January 25, 2009 at 10:21 pm #62761
Where is the best place to mount the temperature sender when using an aluminium intake manifold? I have mine mounted at about the centre of the water cross over, but I find that it is reading high. Is it better mounted closer to the thermostat?
Thank you, Robin.
January 27, 2009 at 4:59 am #62762
You are correct. The water passage associated with the output of the intake water to the T-sat will give the best average eng. temp. In the scheme of things, you really shouldn’t see any significant temp difference of water anywhere in the intake. Water temp in the intake is a product of head output temp so the temp should be relative uniform unless you have head or gasket registration issues.
If you have what appears to be too high a temp, validate the actual reading. I use an IR Temp gun to measure and validate what I think I see on the cars gauge. I look for possible causes of temp measurement error once actual temp is verified. If reading high, its most likely an incorrect temp sender unit or instrument voltage regulator. I don’t ever remember finding a temp sender that will cause high temp readings. Maybe low, but not high.

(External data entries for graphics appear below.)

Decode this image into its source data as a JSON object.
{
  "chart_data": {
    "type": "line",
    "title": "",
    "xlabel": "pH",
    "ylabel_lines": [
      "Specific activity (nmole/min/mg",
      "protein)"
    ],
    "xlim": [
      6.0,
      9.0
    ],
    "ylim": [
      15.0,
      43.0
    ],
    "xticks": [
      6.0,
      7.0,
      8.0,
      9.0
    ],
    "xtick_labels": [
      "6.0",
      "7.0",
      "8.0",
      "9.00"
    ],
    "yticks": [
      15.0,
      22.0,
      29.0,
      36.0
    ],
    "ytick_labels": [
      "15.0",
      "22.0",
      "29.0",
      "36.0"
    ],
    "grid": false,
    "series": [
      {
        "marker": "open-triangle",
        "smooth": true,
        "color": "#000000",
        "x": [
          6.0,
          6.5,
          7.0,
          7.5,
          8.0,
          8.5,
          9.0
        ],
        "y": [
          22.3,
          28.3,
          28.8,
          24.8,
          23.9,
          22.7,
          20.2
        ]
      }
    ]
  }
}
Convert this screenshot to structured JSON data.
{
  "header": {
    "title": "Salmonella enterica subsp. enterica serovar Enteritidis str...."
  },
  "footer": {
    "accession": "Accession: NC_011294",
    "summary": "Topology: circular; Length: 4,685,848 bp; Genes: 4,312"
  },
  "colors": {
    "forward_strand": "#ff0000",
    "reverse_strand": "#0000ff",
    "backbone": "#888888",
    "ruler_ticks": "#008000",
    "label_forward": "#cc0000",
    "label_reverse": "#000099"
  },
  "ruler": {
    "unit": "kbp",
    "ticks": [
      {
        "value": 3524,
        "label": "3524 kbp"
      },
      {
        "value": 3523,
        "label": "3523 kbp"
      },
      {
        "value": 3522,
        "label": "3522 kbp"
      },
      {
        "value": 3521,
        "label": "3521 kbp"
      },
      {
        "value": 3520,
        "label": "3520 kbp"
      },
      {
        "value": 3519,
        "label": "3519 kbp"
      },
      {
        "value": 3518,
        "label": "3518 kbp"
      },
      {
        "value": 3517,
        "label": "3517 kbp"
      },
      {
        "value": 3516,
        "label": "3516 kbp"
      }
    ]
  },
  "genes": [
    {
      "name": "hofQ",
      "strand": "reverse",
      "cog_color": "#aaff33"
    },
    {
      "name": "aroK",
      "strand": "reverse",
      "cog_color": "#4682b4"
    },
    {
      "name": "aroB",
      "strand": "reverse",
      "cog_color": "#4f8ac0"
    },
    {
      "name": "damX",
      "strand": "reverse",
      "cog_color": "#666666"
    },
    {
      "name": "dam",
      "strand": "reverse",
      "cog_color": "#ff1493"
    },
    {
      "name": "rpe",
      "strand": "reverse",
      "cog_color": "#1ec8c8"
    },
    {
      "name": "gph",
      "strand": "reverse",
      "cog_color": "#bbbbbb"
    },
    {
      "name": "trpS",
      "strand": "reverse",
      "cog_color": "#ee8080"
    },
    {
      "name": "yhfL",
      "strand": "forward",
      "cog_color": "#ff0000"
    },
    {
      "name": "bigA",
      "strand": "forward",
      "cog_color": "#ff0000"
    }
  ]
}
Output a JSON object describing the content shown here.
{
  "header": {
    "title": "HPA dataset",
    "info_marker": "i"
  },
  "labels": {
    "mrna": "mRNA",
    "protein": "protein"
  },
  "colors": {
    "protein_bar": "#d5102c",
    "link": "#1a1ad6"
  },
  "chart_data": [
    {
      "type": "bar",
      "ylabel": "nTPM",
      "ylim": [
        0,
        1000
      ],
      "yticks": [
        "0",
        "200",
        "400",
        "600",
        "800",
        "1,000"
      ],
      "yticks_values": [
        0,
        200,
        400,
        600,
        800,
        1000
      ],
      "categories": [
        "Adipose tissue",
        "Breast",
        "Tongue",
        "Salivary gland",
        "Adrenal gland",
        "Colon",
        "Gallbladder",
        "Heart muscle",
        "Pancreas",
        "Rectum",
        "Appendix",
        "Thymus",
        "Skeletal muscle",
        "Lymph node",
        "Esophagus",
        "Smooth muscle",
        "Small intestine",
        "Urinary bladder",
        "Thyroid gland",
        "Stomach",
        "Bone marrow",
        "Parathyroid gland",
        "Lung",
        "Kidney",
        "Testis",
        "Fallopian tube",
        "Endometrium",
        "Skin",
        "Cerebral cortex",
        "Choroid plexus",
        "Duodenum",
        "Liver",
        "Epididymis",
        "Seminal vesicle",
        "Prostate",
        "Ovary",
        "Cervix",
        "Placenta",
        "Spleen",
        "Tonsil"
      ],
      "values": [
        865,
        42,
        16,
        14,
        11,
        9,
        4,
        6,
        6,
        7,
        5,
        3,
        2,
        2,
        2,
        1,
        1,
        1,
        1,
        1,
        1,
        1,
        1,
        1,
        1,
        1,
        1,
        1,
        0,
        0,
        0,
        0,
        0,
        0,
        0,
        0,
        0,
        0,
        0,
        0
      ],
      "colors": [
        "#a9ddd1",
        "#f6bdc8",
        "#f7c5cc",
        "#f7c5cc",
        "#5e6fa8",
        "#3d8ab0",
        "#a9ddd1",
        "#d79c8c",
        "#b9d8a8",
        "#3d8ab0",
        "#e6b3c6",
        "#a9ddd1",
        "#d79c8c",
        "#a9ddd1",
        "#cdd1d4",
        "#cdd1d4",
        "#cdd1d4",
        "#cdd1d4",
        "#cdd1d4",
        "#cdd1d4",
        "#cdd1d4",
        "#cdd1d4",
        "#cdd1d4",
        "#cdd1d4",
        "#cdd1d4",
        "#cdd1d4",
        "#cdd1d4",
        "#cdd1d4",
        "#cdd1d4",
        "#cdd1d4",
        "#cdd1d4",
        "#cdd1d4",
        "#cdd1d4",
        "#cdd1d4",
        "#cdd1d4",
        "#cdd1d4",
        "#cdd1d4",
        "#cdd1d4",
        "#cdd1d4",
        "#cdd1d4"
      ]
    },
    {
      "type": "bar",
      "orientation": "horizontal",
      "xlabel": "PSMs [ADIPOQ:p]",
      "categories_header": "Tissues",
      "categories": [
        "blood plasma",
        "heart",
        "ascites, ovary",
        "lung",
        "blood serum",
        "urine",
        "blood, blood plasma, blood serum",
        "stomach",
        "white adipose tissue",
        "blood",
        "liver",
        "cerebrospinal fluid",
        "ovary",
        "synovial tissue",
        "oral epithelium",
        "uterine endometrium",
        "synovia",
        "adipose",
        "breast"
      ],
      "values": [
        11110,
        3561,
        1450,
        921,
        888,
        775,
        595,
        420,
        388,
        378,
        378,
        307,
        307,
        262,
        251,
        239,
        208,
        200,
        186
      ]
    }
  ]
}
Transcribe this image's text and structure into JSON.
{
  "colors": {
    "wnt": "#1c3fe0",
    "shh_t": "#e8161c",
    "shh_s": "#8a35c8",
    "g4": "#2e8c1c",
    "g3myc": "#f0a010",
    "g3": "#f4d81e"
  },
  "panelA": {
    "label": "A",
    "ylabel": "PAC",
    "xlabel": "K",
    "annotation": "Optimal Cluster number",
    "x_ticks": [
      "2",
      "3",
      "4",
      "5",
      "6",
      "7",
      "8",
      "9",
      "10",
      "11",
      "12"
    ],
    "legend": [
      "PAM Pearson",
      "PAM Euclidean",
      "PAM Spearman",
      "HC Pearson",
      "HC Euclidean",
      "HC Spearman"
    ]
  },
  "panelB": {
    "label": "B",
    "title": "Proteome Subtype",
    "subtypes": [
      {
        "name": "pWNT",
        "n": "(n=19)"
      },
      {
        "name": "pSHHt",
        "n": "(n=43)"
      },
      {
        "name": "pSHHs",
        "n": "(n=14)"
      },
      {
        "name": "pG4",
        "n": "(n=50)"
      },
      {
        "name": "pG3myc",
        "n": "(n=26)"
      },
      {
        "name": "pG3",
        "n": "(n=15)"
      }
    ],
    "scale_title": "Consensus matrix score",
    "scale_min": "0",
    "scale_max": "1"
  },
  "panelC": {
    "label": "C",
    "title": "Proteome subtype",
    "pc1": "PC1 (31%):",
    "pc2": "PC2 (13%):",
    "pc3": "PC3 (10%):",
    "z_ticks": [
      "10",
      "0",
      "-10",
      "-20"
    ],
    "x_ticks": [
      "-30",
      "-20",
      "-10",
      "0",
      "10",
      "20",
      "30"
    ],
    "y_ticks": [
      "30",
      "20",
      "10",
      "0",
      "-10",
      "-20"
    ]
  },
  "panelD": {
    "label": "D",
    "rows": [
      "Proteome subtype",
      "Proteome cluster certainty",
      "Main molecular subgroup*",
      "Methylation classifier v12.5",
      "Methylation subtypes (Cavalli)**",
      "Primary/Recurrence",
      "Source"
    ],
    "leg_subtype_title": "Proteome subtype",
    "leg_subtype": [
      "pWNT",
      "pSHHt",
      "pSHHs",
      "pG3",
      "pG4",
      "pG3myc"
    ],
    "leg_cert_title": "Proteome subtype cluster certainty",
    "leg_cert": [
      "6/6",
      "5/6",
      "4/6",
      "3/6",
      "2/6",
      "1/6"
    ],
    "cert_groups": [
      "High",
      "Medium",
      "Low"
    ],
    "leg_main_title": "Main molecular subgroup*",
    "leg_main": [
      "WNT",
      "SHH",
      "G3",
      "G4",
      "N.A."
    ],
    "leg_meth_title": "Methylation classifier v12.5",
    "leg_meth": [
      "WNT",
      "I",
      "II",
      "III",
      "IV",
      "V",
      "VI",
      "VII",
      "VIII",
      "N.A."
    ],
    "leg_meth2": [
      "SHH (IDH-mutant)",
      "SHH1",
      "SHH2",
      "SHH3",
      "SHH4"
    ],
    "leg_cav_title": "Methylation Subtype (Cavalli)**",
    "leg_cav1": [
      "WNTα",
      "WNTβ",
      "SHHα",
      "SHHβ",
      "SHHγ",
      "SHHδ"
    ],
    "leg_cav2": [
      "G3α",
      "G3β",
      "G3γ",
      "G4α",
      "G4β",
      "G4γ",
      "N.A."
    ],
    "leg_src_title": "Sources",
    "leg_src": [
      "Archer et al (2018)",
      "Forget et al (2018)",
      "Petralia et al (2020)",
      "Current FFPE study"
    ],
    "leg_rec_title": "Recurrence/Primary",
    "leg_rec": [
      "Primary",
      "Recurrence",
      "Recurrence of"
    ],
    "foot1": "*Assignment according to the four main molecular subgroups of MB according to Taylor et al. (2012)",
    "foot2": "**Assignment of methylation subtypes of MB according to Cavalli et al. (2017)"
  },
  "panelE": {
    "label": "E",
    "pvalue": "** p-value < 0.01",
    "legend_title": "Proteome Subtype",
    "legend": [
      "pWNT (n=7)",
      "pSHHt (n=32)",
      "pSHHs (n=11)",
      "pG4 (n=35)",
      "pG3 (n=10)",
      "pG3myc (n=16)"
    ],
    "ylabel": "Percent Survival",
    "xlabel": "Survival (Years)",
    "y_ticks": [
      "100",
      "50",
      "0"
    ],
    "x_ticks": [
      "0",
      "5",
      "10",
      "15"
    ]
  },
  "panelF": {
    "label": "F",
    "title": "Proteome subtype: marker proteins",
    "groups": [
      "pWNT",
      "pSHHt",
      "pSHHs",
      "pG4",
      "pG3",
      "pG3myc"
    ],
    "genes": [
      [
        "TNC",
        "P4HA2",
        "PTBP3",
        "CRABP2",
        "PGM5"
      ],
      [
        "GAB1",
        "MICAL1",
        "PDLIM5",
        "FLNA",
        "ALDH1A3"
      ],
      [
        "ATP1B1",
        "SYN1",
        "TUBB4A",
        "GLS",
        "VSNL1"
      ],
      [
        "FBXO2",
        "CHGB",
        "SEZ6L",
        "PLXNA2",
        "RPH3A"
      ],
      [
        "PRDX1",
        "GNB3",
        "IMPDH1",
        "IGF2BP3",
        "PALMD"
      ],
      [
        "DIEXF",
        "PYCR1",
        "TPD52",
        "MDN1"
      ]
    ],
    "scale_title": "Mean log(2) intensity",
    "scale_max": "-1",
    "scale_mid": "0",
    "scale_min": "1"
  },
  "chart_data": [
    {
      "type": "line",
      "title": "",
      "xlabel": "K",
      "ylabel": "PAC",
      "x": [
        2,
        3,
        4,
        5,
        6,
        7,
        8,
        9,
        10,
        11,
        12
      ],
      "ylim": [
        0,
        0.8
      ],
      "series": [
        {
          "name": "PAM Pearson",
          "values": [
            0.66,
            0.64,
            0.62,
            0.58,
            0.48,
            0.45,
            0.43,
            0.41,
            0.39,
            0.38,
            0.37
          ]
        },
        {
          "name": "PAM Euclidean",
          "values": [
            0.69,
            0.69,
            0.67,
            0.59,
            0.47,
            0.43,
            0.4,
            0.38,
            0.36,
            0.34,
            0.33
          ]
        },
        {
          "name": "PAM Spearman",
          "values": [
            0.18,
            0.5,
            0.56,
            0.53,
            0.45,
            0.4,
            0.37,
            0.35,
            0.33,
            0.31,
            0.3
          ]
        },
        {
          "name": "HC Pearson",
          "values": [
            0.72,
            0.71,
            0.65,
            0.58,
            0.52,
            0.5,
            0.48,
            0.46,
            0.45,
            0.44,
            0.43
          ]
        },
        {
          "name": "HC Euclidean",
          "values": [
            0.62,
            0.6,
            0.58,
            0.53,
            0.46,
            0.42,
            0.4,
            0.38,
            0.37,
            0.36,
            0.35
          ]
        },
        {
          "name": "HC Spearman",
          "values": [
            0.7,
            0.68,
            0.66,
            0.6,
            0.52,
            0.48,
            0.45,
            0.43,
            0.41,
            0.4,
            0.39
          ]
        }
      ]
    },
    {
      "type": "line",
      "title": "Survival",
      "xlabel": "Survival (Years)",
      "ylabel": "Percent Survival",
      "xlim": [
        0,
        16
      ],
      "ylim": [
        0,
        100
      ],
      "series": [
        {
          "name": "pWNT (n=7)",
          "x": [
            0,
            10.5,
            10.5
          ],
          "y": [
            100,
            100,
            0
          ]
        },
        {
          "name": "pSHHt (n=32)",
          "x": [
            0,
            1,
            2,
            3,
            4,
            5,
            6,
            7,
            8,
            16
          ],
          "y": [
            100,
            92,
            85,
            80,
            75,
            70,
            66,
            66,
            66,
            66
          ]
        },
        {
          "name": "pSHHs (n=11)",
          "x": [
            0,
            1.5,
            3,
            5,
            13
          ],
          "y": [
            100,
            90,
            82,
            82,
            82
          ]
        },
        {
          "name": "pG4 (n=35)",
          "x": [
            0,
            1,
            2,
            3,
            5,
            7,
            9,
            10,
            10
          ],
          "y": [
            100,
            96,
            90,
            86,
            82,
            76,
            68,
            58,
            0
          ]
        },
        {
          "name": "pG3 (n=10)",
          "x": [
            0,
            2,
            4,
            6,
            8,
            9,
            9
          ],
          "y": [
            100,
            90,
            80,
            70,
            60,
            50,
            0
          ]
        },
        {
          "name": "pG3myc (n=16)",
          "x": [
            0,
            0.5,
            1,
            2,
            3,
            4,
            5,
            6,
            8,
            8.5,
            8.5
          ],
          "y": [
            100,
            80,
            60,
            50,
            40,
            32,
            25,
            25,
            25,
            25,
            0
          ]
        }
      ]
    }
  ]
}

January 27, 2009 at 5:49 am #62763
Thank you for the reply. I have been thinking about the sender side of things and was wondering about the earthing of the intake manifold. I do have an earth connected to the intake, but I might try a different position. I also sealed the sender with some teflon type paste sealant which may also be effecting the earth. If the regulator was playing up, the fuel gauge would also be wrong.
January 27, 2009 at 3:47 pm #62766
Poor or insufficient grounding of intake or sender unit is not a cause since you stated gauge reads high. Poor grounds will cause gauge to read low. You are correct that a improperly functioning instrument voltage regular will also affect the fuel gauge. Good point. But how do you know for sure the fuel gauge has not been affected as much as the temp gauge? Since it is near impossible for an owner to validate fuel gauge accuracy without removing the fuel sender unit, I wouldn’t try to validate the fuel gauge at this time. So it’s back to validating the IVR. The falure modes for this device are that it typically cause the gauges to read too high or not at all. A simple test you could do is to get one of those cheap 12 test light probes and touch the point on each regulator terminals. One side the light should be on constantly. The other terminal it should have a very erratic flashing light. On for a fraction of a second to several seconds and constantly flashing. The case of the IVR MUST be securely grounded. Make sure the mounting screw is really tight and the IVR is secured.